John Flinchbaugh Blog: Lifecycles of Test Data

Managing data created by tests can be a bit of work. The environments and frameworks we allow ourselves can help us or sometimes hinder our efforts.

Complete Isolation

Building test data from scratch every time in isolated storage is best. That’s why unit testing with mocks and data in memory is so great, and why it’s worth the trouble to use a fresh new database for every test run. Grails helps us by using an in-memory H2 database.

Shared, But Immutable

If you must share test data, confirm its expected state before testing with it and NEVER modify it. Race conditions between threads changing data are bad, and races between developers or build servers changing data are especially bad as well, even with only 2 builds. It’s embarrassing and limiting to have a project that can be built by only one person (or build server) at a time, and having any more would cause failures.

Shared Randomized Data

For the tests that must modify data that is shared, create that data in a random fashion, and only make changes to the data created by the test. Try to clean it up at the end, but if you don’t that’s mostly OK, because you’ll never try to reuse it again. Regardless if you try to clean up or not, you’ll still need to write the tests to assume there’s unexpected data in case a cleanup failed, or another test suite is being run concurrently. This provides opportunity for the tests to be clearer about what they really want to say.

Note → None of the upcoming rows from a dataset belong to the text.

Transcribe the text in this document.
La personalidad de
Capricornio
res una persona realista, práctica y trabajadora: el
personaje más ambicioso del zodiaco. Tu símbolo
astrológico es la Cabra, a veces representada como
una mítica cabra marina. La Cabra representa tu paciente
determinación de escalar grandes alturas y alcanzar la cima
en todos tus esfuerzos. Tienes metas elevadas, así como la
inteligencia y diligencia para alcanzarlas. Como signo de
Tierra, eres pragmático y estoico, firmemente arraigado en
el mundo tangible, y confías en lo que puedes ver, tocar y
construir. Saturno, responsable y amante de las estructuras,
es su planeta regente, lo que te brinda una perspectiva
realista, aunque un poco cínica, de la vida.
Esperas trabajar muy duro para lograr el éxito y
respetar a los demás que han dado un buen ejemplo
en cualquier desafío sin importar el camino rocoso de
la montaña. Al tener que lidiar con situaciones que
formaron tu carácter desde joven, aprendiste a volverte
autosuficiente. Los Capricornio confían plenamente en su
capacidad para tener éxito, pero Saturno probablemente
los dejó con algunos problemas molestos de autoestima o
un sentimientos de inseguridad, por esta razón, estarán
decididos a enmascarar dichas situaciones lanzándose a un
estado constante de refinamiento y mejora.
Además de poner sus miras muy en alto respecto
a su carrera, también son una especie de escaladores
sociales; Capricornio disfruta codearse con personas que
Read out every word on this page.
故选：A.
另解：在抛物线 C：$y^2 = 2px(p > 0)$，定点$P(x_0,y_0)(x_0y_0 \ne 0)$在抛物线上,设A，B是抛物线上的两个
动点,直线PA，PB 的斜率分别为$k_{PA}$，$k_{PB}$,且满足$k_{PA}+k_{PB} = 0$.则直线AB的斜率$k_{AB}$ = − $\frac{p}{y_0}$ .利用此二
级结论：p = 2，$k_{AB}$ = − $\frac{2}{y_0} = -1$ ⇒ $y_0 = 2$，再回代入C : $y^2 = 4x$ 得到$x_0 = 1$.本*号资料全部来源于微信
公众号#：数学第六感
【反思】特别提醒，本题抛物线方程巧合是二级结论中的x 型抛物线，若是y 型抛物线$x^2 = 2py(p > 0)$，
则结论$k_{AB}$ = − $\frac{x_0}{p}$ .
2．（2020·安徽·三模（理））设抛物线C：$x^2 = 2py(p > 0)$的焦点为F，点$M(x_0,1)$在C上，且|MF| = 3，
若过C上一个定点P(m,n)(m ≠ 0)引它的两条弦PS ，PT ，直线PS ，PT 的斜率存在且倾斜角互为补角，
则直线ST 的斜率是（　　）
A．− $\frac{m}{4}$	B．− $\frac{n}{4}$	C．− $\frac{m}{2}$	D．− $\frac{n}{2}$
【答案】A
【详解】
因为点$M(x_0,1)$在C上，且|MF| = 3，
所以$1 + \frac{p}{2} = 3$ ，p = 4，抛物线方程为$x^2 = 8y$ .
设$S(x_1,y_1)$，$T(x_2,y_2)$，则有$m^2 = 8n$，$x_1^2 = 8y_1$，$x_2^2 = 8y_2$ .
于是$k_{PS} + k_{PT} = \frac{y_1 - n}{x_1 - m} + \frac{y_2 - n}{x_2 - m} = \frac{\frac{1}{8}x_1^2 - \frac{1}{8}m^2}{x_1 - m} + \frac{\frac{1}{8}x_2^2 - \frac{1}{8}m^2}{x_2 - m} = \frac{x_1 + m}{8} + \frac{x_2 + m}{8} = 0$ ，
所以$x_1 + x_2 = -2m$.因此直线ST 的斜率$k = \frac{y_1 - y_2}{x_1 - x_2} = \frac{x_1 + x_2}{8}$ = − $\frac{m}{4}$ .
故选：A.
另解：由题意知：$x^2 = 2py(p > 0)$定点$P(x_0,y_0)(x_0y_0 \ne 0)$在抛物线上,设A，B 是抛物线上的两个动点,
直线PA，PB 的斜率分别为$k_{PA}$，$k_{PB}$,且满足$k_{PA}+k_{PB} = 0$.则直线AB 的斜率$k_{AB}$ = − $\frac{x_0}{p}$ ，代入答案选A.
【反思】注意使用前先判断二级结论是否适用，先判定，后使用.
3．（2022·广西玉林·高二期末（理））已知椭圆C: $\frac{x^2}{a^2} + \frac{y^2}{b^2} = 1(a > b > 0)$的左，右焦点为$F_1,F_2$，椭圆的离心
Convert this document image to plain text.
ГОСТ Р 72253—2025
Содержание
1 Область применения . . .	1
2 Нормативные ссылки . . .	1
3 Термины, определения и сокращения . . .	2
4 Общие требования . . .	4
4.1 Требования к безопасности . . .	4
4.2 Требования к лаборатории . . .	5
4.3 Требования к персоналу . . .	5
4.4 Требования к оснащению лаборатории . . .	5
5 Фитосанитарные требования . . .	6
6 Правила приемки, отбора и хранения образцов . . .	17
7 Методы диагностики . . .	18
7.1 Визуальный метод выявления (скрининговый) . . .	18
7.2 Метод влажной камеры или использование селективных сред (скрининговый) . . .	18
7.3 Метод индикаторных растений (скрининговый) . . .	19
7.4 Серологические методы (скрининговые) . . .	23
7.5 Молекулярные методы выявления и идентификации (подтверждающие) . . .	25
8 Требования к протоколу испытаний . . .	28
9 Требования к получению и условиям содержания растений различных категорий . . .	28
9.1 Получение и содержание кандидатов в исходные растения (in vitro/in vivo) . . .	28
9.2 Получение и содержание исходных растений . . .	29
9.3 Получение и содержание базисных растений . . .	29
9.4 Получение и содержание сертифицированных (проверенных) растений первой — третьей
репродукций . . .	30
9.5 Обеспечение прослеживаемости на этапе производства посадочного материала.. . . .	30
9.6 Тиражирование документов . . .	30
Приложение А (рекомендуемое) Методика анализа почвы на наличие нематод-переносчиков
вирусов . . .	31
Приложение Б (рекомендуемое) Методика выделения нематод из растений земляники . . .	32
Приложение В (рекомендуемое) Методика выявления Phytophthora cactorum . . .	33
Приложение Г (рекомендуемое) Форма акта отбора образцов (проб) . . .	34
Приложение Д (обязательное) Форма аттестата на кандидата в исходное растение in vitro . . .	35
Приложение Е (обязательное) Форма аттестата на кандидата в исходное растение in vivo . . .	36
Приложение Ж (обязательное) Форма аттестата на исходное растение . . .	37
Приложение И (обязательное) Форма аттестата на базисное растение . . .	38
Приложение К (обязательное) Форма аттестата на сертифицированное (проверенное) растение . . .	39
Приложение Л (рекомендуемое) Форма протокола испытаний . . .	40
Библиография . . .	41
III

Instead of saying, "There are 2 records, the first is 'Joe' and the second is 'Bob'", maybe the test should say, "There’s at least 1 record, I see the 'Bob64524' record I just added somewhere in the list, and all the other records meet my search criteria."

Extra time spent being careful about your test data pays back in the end when you’re trying to work fast, rely on your tests, and won’t have time to deal with undue sporadic failures.